6 December is St Nicholas Day. In Holland it is the tradition on St Nicholas Eve, 5 December for children to receive gifts. In the days leading up to 5 December the children leave their shoes by the chimney with carrots and straw. Like children of pagan times had for Odin and Sleipnir. Instead this time it is for St Nicholas’ horse, Amerigo.

Dickens or Moore – THe Father of the Modern Father Christmas

Here is an example of pagan mythology mixing with Christianity. But the Father Christmas or Santa of Britain, North America and Australia, was developed more in the 19th Century. Father Christmas dates back in Britain to at least the 17th Century, as a white bearded man, in a green robe, with fur trimmings.

Charles Dickens portrays him in ‘A Christmas Carol’ as ‘the ghost of Christmas present’, the ghost of good cheer. Tradition has it that Father Christmas arrives the night of Christmas Eve, when stockings are hung up by the chimney (a tradition from Odin). But where does this mixing of stories find its true modern day beginning.

The name Santa Claus comes from Dutch immigrants to America, Sinterklass. It wasn’t until the cartoonist Thomas Nast drew Santa Claus for Harper’s Weekly in 1863, that the modern form of Father Christmas started to take place. He is credited with creating the first illustrations of Father Christmas or Santa that have come to represent the character we have come to associate with Christmas.

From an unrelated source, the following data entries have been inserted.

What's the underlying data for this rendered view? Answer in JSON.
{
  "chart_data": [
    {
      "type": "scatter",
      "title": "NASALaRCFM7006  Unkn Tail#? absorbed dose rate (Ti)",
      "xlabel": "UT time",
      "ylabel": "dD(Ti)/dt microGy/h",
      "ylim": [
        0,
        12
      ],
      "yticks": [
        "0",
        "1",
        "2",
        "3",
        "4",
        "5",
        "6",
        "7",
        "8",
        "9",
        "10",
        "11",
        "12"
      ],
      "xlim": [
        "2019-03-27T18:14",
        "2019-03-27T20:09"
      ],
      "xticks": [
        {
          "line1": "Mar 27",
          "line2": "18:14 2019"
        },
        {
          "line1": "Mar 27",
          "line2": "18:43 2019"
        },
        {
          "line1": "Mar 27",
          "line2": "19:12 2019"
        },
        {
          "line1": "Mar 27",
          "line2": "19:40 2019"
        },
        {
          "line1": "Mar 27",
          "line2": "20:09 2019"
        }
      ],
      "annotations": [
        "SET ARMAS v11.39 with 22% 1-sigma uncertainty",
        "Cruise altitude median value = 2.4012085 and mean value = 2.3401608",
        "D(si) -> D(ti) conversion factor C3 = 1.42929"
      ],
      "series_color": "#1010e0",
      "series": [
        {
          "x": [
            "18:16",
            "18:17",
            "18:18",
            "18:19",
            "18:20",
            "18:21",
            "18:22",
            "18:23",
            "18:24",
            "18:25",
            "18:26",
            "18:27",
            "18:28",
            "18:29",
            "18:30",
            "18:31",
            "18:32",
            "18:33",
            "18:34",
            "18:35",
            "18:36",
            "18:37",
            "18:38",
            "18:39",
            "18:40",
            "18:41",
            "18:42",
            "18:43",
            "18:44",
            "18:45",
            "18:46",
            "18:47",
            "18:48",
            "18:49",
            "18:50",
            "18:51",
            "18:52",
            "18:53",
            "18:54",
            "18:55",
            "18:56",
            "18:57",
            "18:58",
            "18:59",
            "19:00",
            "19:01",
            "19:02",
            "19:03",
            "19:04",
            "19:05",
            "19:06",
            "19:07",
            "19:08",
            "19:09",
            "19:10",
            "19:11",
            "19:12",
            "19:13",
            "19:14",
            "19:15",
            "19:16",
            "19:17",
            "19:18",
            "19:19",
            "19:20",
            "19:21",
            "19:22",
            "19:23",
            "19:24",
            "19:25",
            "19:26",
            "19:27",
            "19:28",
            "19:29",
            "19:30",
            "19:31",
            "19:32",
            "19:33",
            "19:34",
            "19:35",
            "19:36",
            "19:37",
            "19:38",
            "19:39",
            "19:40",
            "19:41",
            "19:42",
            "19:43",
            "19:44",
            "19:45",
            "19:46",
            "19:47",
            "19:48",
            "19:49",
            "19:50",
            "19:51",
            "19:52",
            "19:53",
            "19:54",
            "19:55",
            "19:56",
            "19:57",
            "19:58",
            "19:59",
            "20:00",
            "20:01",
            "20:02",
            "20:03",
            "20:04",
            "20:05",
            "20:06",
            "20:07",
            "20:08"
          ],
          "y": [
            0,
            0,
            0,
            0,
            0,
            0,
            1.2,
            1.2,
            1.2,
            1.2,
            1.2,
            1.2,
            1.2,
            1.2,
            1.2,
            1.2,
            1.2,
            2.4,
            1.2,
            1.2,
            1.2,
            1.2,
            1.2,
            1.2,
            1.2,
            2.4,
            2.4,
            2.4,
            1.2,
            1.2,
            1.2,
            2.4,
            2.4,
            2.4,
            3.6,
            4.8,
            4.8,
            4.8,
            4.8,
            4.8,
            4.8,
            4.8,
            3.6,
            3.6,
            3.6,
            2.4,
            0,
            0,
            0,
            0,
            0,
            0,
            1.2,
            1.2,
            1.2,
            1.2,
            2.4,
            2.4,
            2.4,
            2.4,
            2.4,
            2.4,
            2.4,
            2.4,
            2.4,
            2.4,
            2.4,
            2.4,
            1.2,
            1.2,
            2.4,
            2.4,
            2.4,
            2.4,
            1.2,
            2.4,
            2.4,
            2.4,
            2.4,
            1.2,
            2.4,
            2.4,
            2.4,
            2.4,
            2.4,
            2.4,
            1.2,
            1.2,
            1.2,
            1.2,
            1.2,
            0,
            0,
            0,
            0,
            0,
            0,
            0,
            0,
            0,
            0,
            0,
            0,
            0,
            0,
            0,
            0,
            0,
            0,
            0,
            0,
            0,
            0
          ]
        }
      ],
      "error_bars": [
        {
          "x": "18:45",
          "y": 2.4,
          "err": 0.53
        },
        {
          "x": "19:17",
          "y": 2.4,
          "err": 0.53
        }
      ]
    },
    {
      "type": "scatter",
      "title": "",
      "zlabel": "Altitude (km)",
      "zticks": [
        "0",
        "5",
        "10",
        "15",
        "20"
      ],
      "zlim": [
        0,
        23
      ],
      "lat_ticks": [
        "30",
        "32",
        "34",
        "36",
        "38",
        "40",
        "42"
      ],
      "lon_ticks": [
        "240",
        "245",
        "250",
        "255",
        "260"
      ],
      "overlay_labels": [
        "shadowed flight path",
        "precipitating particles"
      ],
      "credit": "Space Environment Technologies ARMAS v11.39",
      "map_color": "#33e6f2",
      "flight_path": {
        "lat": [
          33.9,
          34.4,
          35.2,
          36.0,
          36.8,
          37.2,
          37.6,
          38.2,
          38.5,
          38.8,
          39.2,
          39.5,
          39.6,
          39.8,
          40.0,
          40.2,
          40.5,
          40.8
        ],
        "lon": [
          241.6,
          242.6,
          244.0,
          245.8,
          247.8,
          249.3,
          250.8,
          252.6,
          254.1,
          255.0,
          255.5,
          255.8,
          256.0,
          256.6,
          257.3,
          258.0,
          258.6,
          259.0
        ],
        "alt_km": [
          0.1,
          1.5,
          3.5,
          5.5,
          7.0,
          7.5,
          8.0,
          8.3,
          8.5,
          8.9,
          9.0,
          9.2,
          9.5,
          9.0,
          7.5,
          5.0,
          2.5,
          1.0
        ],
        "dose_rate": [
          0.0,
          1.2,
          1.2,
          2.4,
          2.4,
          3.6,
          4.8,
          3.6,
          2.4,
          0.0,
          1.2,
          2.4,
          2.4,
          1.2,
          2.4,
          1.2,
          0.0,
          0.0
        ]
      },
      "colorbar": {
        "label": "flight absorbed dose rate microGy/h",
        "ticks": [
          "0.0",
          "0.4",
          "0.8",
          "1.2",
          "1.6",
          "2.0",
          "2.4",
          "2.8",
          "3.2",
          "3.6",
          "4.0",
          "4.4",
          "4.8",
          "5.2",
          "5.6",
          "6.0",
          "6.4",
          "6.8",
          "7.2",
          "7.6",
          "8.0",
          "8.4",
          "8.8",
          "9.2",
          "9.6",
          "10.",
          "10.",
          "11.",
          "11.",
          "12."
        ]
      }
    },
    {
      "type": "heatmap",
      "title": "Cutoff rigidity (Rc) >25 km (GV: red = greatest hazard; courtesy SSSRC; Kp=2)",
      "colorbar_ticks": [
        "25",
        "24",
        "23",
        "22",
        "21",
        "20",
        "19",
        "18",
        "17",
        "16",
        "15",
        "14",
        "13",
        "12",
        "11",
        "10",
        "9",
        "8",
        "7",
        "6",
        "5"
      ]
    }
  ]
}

Clement Clarke Moore and Father Christmas

But it was four decades earlier that an anonymous poem believed to have been written by Clement Clarke Moore on December 23 1823 for the Sentinel of Tory, New York, the modern image of Father Christmas developed. That poem was titled ‘A Visit From St. Nicholas’, commonly known as ‘The Night Before Christmas’ or ‘Twas The Night Before Christmas’. First and arguable the most famous Father Christmas story. A book for any collection, it describes the visit of St Nick to a home. It describes the sleigh and reindeer landing on a roof, a figure climbing down a chimney, filling stockings left by the chimney and the figure flies off into the night.

A story told to child in one form or another. Here is the myth of Father Christmas. The collection of all the pagan mythology and Christianity rolled into one. If there is a starting point for the modern story of Father Christmas, this is a good a starting point as any.

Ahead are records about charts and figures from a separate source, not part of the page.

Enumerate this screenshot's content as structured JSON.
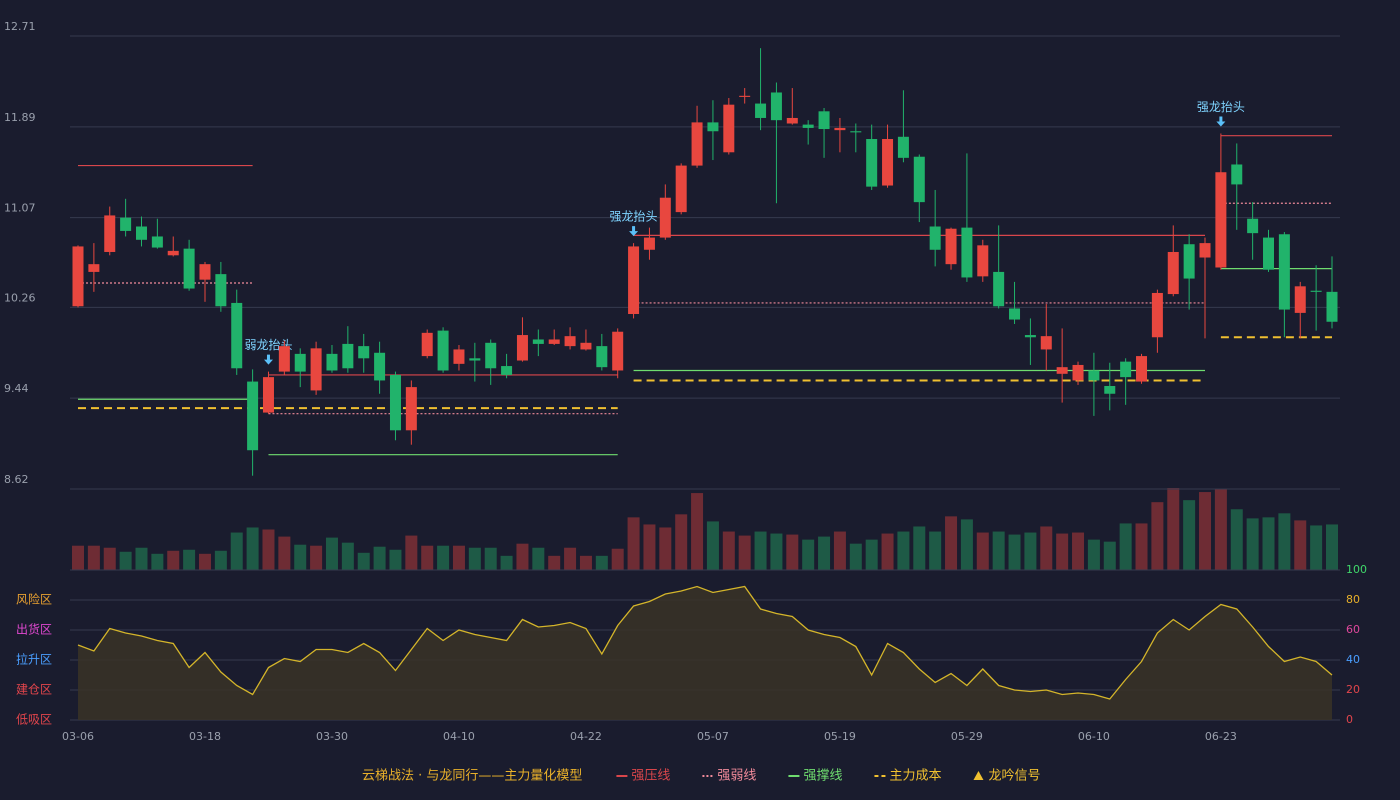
{
  "chart_data": [
    {
      "type": "candlestick",
      "categories": [
        "03-06",
        null,
        null,
        null,
        null,
        null,
        null,
        null,
        "03-18",
        null,
        null,
        null,
        null,
        null,
        null,
        null,
        "03-30",
        null,
        null,
        null,
        null,
        null,
        null,
        null,
        "04-10",
        null,
        null,
        null,
        null,
        null,
        null,
        null,
        "04-22",
        null,
        null,
        null,
        null,
        null,
        null,
        null,
        "05-07",
        null,
        null,
        null,
        null,
        null,
        null,
        null,
        "05-19",
        null,
        null,
        null,
        null,
        null,
        null,
        null,
        "05-29",
        null,
        null,
        null,
        null,
        null,
        null,
        null,
        "06-10",
        null,
        null,
        null,
        null,
        null,
        null,
        null,
        "06-23",
        null,
        null,
        null,
        null,
        null,
        null,
        null
      ],
      "open": [
        10.27,
        10.58,
        10.76,
        11.07,
        10.99,
        10.9,
        10.73,
        10.79,
        10.51,
        10.56,
        10.3,
        9.59,
        9.31,
        9.68,
        9.84,
        9.51,
        9.84,
        9.93,
        9.91,
        9.85,
        9.65,
        9.15,
        9.82,
        10.05,
        9.75,
        9.8,
        9.94,
        9.73,
        9.78,
        9.97,
        9.93,
        9.91,
        9.88,
        9.91,
        9.69,
        10.2,
        10.78,
        10.89,
        11.12,
        11.54,
        11.93,
        11.66,
        12.16,
        12.1,
        12.2,
        11.92,
        11.91,
        12.03,
        11.86,
        11.85,
        11.78,
        11.36,
        11.8,
        11.62,
        10.99,
        10.65,
        10.98,
        10.54,
        10.58,
        10.25,
        10.01,
        9.88,
        9.66,
        9.6,
        9.69,
        9.55,
        9.77,
        9.59,
        9.99,
        10.38,
        10.83,
        10.71,
        10.62,
        11.55,
        11.06,
        10.89,
        10.92,
        10.21,
        10.41,
        10.4
      ],
      "high": [
        10.82,
        10.84,
        11.17,
        11.24,
        11.08,
        11.06,
        10.9,
        10.87,
        10.67,
        10.67,
        10.42,
        9.7,
        9.68,
        9.96,
        9.89,
        9.95,
        9.92,
        10.09,
        10.02,
        9.95,
        9.68,
        9.6,
        10.06,
        10.08,
        9.92,
        9.94,
        9.97,
        9.84,
        10.17,
        10.06,
        10.06,
        10.08,
        10.06,
        10.02,
        10.07,
        10.84,
        10.98,
        11.37,
        11.56,
        12.08,
        12.13,
        12.15,
        12.24,
        12.6,
        12.29,
        12.24,
        11.95,
        12.06,
        11.97,
        11.92,
        11.91,
        11.91,
        12.22,
        11.64,
        11.32,
        10.98,
        11.65,
        10.87,
        11.0,
        10.49,
        10.16,
        10.29,
        10.07,
        9.77,
        9.85,
        9.76,
        9.8,
        9.84,
        10.42,
        11.0,
        10.92,
        10.89,
        11.83,
        11.74,
        11.21,
        10.96,
        10.94,
        10.49,
        10.64,
        10.72
      ],
      "low": [
        10.26,
        10.4,
        10.73,
        10.9,
        10.81,
        10.79,
        10.72,
        10.41,
        10.31,
        10.22,
        9.65,
        8.74,
        9.3,
        9.65,
        9.54,
        9.47,
        9.67,
        9.67,
        9.67,
        9.48,
        9.06,
        9.02,
        9.8,
        9.67,
        9.69,
        9.59,
        9.56,
        9.62,
        9.77,
        9.82,
        9.92,
        9.88,
        9.87,
        9.69,
        9.62,
        10.16,
        10.69,
        10.87,
        11.1,
        11.52,
        11.59,
        11.64,
        12.1,
        11.86,
        11.2,
        11.91,
        11.73,
        11.61,
        11.66,
        11.66,
        11.32,
        11.34,
        11.57,
        11.03,
        10.63,
        10.6,
        10.49,
        10.49,
        10.25,
        10.11,
        9.74,
        9.69,
        9.4,
        9.56,
        9.28,
        9.33,
        9.38,
        9.57,
        9.85,
        10.36,
        10.24,
        9.98,
        10.6,
        10.96,
        10.69,
        10.58,
        9.99,
        9.98,
        10.05,
        10.07
      ],
      "close": [
        10.81,
        10.65,
        11.09,
        10.95,
        10.87,
        10.8,
        10.77,
        10.43,
        10.65,
        10.27,
        9.71,
        8.97,
        9.63,
        9.91,
        9.68,
        9.89,
        9.69,
        9.71,
        9.8,
        9.6,
        9.15,
        9.54,
        10.03,
        9.69,
        9.88,
        9.78,
        9.71,
        9.65,
        10.01,
        9.93,
        9.97,
        10.0,
        9.94,
        9.72,
        10.04,
        10.81,
        10.89,
        11.25,
        11.54,
        11.93,
        11.85,
        12.09,
        12.17,
        11.97,
        11.95,
        11.97,
        11.88,
        11.87,
        11.88,
        11.84,
        11.35,
        11.78,
        11.61,
        11.21,
        10.78,
        10.97,
        10.53,
        10.82,
        10.27,
        10.15,
        9.99,
        10.0,
        9.72,
        9.74,
        9.6,
        9.48,
        9.63,
        9.82,
        10.39,
        10.76,
        10.52,
        10.84,
        11.48,
        11.37,
        10.93,
        10.6,
        10.24,
        10.45,
        10.4,
        10.13
      ],
      "up_color": "#e8473f",
      "down_color": "#21b36b",
      "ylim": [
        8.62,
        12.71
      ],
      "yticks": [
        8.62,
        9.44,
        10.26,
        11.07,
        11.89,
        12.71
      ],
      "grid": true,
      "levels": [
        {
          "name": "强压线",
          "color": "#d9464b",
          "style": "solid",
          "values": [
            11.54,
            11.54,
            11.54,
            11.54,
            11.54,
            11.54,
            11.54,
            11.54,
            11.54,
            11.54,
            11.54,
            11.54,
            9.65,
            9.65,
            9.65,
            9.65,
            9.65,
            9.65,
            9.65,
            9.65,
            9.65,
            9.65,
            9.65,
            9.65,
            9.65,
            9.65,
            9.65,
            9.65,
            9.65,
            9.65,
            9.65,
            9.65,
            9.65,
            9.65,
            9.65,
            10.91,
            10.91,
            10.91,
            10.91,
            10.91,
            10.91,
            10.91,
            10.91,
            10.91,
            10.91,
            10.91,
            10.91,
            10.91,
            10.91,
            10.91,
            10.91,
            10.91,
            10.91,
            10.91,
            10.91,
            10.91,
            10.91,
            10.91,
            10.91,
            10.91,
            10.91,
            10.91,
            10.91,
            10.91,
            10.91,
            10.91,
            10.91,
            10.91,
            10.91,
            10.91,
            10.91,
            10.91,
            11.81,
            11.81,
            11.81,
            11.81,
            11.81,
            11.81,
            11.81,
            11.81
          ]
        },
        {
          "name": "强弱线",
          "color": "#f08a9a",
          "style": "dotted",
          "values": [
            10.48,
            10.48,
            10.48,
            10.48,
            10.48,
            10.48,
            10.48,
            10.48,
            10.48,
            10.48,
            10.48,
            10.48,
            9.3,
            9.3,
            9.3,
            9.3,
            9.3,
            9.3,
            9.3,
            9.3,
            9.3,
            9.3,
            9.3,
            9.3,
            9.3,
            9.3,
            9.3,
            9.3,
            9.3,
            9.3,
            9.3,
            9.3,
            9.3,
            9.3,
            9.3,
            10.3,
            10.3,
            10.3,
            10.3,
            10.3,
            10.3,
            10.3,
            10.3,
            10.3,
            10.3,
            10.3,
            10.3,
            10.3,
            10.3,
            10.3,
            10.3,
            10.3,
            10.3,
            10.3,
            10.3,
            10.3,
            10.3,
            10.3,
            10.3,
            10.3,
            10.3,
            10.3,
            10.3,
            10.3,
            10.3,
            10.3,
            10.3,
            10.3,
            10.3,
            10.3,
            10.3,
            10.3,
            11.2,
            11.2,
            11.2,
            11.2,
            11.2,
            11.2,
            11.2,
            11.2
          ]
        },
        {
          "name": "强撑线",
          "color": "#6fdc6f",
          "style": "solid",
          "values": [
            9.43,
            9.43,
            9.43,
            9.43,
            9.43,
            9.43,
            9.43,
            9.43,
            9.43,
            9.43,
            9.43,
            9.43,
            8.93,
            8.93,
            8.93,
            8.93,
            8.93,
            8.93,
            8.93,
            8.93,
            8.93,
            8.93,
            8.93,
            8.93,
            8.93,
            8.93,
            8.93,
            8.93,
            8.93,
            8.93,
            8.93,
            8.93,
            8.93,
            8.93,
            8.93,
            9.69,
            9.69,
            9.69,
            9.69,
            9.69,
            9.69,
            9.69,
            9.69,
            9.69,
            9.69,
            9.69,
            9.69,
            9.69,
            9.69,
            9.69,
            9.69,
            9.69,
            9.69,
            9.69,
            9.69,
            9.69,
            9.69,
            9.69,
            9.69,
            9.69,
            9.69,
            9.69,
            9.69,
            9.69,
            9.69,
            9.69,
            9.69,
            9.69,
            9.69,
            9.69,
            9.69,
            9.69,
            10.61,
            10.61,
            10.61,
            10.61,
            10.61,
            10.61,
            10.61,
            10.61
          ]
        },
        {
          "name": "主力成本",
          "color": "#f0c030",
          "style": "dashed",
          "values": [
            9.35,
            9.35,
            9.35,
            9.35,
            9.35,
            9.35,
            9.35,
            9.35,
            9.35,
            9.35,
            9.35,
            9.35,
            9.35,
            9.35,
            9.35,
            9.35,
            9.35,
            9.35,
            9.35,
            9.35,
            9.35,
            9.35,
            9.35,
            9.35,
            9.35,
            9.35,
            9.35,
            9.35,
            9.35,
            9.35,
            9.35,
            9.35,
            9.35,
            9.35,
            9.35,
            9.6,
            9.6,
            9.6,
            9.6,
            9.6,
            9.6,
            9.6,
            9.6,
            9.6,
            9.6,
            9.6,
            9.6,
            9.6,
            9.6,
            9.6,
            9.6,
            9.6,
            9.6,
            9.6,
            9.6,
            9.6,
            9.6,
            9.6,
            9.6,
            9.6,
            9.6,
            9.6,
            9.6,
            9.6,
            9.6,
            9.6,
            9.6,
            9.6,
            9.6,
            9.6,
            9.6,
            9.6,
            9.99,
            9.99,
            9.99,
            9.99,
            9.99,
            9.99,
            9.99,
            9.99
          ]
        }
      ],
      "signals": [
        null,
        null,
        null,
        null,
        null,
        null,
        null,
        null,
        null,
        null,
        null,
        null,
        "弱龙抬头",
        null,
        null,
        null,
        null,
        null,
        null,
        null,
        null,
        null,
        null,
        null,
        null,
        null,
        null,
        null,
        null,
        null,
        null,
        null,
        null,
        null,
        null,
        "强龙抬头",
        null,
        null,
        null,
        null,
        null,
        null,
        null,
        null,
        null,
        null,
        null,
        null,
        null,
        null,
        null,
        null,
        null,
        null,
        null,
        null,
        null,
        null,
        null,
        null,
        null,
        null,
        null,
        null,
        null,
        null,
        null,
        null,
        null,
        null,
        null,
        null,
        "强龙抬头",
        null,
        null,
        null,
        null,
        null,
        null,
        null
      ],
      "signal_name": "龙吟信号",
      "signal_color": "#f0c030"
    },
    {
      "type": "bar",
      "values": [
        24,
        24,
        22,
        18,
        22,
        16,
        19,
        20,
        16,
        19,
        37,
        42,
        40,
        33,
        25,
        24,
        32,
        27,
        17,
        23,
        20,
        34,
        24,
        24,
        24,
        22,
        22,
        14,
        26,
        22,
        14,
        22,
        14,
        14,
        21,
        52,
        45,
        42,
        55,
        76,
        48,
        38,
        34,
        38,
        36,
        35,
        30,
        33,
        38,
        26,
        30,
        36,
        38,
        43,
        38,
        53,
        50,
        37,
        38,
        35,
        37,
        43,
        36,
        37,
        30,
        28,
        46,
        46,
        67,
        81,
        69,
        77,
        80,
        60,
        51,
        52,
        56,
        49,
        44,
        45
      ]
    },
    {
      "type": "line",
      "color": "#d4b52a",
      "values": [
        50,
        46,
        61,
        58,
        56,
        53,
        51,
        35,
        45,
        32,
        23,
        17,
        35,
        41,
        39,
        47,
        47,
        45,
        51,
        45,
        33,
        47,
        61,
        53,
        60,
        57,
        55,
        53,
        67,
        62,
        63,
        65,
        61,
        44,
        63,
        76,
        79,
        84,
        86,
        89,
        85,
        87,
        89,
        74,
        71,
        69,
        60,
        57,
        55,
        49,
        30,
        51,
        45,
        34,
        25,
        31,
        23,
        34,
        23,
        20,
        19,
        20,
        17,
        18,
        17,
        14,
        27,
        39,
        58,
        67,
        60,
        69,
        77,
        74,
        62,
        49,
        39,
        42,
        39,
        30
      ],
      "ylim": [
        0,
        100
      ],
      "yticks": [
        0,
        20,
        40,
        60,
        80,
        100
      ],
      "ytick_colors": [
        "#e2454c",
        "#e2454c",
        "#4a9eff",
        "#e0489c",
        "#e8b02a",
        "#3fd86a"
      ],
      "zones": [
        {
          "label": "风险区",
          "value": 80,
          "color": "#e8a030"
        },
        {
          "label": "出货区",
          "value": 60,
          "color": "#e048d0"
        },
        {
          "label": "拉升区",
          "value": 40,
          "color": "#4a9eff"
        },
        {
          "label": "建仓区",
          "value": 20,
          "color": "#e2454c"
        },
        {
          "label": "低吸区",
          "value": 0,
          "color": "#e2454c"
        }
      ]
    }
  ],
  "legend_title": "云梯战法 · 与龙同行——主力量化模型"
}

Father Christmas Traditions

Traditions have grown up around Father Christmas. Traditionally in Britain letters to Father Christmas were burnt on an open fire, so that the wish list would transport itself up the chimney and to its destination. With the lack of open fire places and the advance of the internet, postal systems promise a return letter from him. New traditions are appearing. A child’s visit to see Father Christmas at a school fete or in a department store to tell him what they would like, is still very popular. Many stores like Selfridges in London having spectacular Christmas Grottos and in Melbourne, Australia, the Myer Christmas windows are a must see event during the festive season.

Father Christmas and Christmas Eve

On Christmas Eve it is a tradition in Britain for sherry, mince pies and a carrot to be left out and in North America a glass of milk and cookies, for Father Christmas and his reindeer. Sadly even political correctness seems to have taken over for Father Christmas. Drink driving now a major issue for Father Christmas. Ask any Father Christmas these days in his Grotto what he would like to have left out on Christmas Eve, water or milk is almost the norm. The final ritual on Christmas Eve is the hanging out of the stocking, in the hope it will be filled with toys. And for many they will find the stocking at the bottom of their bed on Christmas Day morning. The other presents laid beneath the Christmas Tree.

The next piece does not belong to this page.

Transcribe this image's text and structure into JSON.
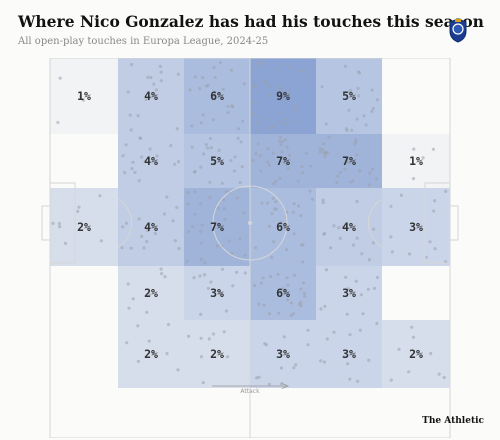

Father Christmas has moved from a pagan mythical figure, to bishop with a white robe (as celebrated in Holland) to a jolly, plump white bearded man in a red coat and trousers with, white fur trimmings, a big black belt and black boots. No one knows where he lives. In North America it is the North Pole, in Europe somewhere in the Arctic Circle but the myth continues. What is known, he will deliver to the good child and not to those on the naughty list. A tradition dating back to Odin.